How is it that I've lived about 100 feet away from a waffle cafe that serves vegan, gluten-free waffles, knowingly, and had yet to be drawn in by that sweet smell after passing by daily?
Waffle Frolic has been on my to-eat list since we got here over a month and a half ago. The blissed out faces of the waffle diners who drizzle syrup onto enormous square grids outside of the shop in Ithaca's Commons is its credibility. As for our procrastinating, Waffle Frolic opens up at 9 a.m. on weekdays, and by that time, we've already had breakfast and Mr. Vedge is sitting in his Corporate Finance class. Our waffle moment would have to wait.
Waffle Frolic specializes in waffles, from savory to sweet with 4 different bases (including one that is both vegan and gluten-free) and all of the usual toppings, and few unexpected ones, including almond butter and Earth Balance. You order a single or a twin, and then watch as things get busy at the row of waffle irons. Not in a waffle mood? There's a grilled Daiya cheese option, a vegan waffle dog served with maple mustard, flaxseed smoothies and hemp milk lattes and kombucha...
But the waffles! They're crispy, snappier than any vegan waffle I've ever turned out on my iron at home, with a sweet dough and a deep crannies waiting to be pooled with local maple. My single was more than enough, especially fashioned with berries and almond butter, and even though it wasn't quite hot by the time we sat outside, it was possibly the holy grail of vegan waffles, all golden and perfect.
Afterwards we took the visiting in-laws over to Taughannock Falls so that we could hike it all off.
We prepared a simple, light stir fry for dinner of seitan, garlic, bok choy from the market, and cashews. Served in lettuce wraps. Then we headed to the local roller derby game, which has become a regular event for us.

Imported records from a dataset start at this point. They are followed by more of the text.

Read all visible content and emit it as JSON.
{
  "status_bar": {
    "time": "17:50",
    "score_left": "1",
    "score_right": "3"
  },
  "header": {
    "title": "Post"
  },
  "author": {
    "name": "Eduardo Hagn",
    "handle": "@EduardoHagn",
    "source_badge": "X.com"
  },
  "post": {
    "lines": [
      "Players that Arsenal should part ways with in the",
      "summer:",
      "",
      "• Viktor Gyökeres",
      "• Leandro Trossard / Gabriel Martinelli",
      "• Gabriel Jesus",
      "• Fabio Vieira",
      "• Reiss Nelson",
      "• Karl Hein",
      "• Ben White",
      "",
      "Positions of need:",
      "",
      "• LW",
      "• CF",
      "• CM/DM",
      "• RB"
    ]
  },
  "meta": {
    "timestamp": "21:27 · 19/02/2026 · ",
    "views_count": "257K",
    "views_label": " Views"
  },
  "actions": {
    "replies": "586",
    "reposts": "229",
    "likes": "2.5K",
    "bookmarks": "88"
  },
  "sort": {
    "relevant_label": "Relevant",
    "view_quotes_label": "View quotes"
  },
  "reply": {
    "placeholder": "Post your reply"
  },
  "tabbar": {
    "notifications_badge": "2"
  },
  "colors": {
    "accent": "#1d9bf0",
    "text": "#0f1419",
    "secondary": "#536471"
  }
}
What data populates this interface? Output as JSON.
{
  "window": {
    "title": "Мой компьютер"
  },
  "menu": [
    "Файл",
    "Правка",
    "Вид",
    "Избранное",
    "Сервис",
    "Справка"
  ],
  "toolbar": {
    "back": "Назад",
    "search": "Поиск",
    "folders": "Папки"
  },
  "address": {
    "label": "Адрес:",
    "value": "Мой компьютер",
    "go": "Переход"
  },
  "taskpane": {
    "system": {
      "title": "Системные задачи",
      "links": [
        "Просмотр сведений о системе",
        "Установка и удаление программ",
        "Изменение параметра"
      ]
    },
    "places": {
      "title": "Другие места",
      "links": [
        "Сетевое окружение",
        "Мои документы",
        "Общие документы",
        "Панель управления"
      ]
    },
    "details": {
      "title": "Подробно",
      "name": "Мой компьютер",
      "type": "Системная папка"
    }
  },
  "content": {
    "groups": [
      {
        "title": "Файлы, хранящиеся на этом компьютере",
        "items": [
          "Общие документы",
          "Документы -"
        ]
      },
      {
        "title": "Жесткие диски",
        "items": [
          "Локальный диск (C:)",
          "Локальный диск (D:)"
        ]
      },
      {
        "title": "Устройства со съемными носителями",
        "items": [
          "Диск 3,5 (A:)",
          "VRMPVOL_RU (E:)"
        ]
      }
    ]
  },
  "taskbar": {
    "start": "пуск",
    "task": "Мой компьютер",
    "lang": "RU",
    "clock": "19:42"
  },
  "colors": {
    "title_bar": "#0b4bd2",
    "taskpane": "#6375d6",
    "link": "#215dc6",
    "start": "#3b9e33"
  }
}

Some short-but-sweet Father's Day family time (even if we had to celebrate a day early) and such a relaxed, delicious weekend were just what we needed. I'm feeling a bit of a life/career stall out here and can't help but feel like being inside of the Ithaca Bubble forces you to slow down a bit and check things out. So I've just been going with it, getting in my work hours when I can, but taking advantage of the brilliant sun and spending more time than usual in downward dog. I guess this is what happens when you find yourself away from a major city for the first extended time in your life.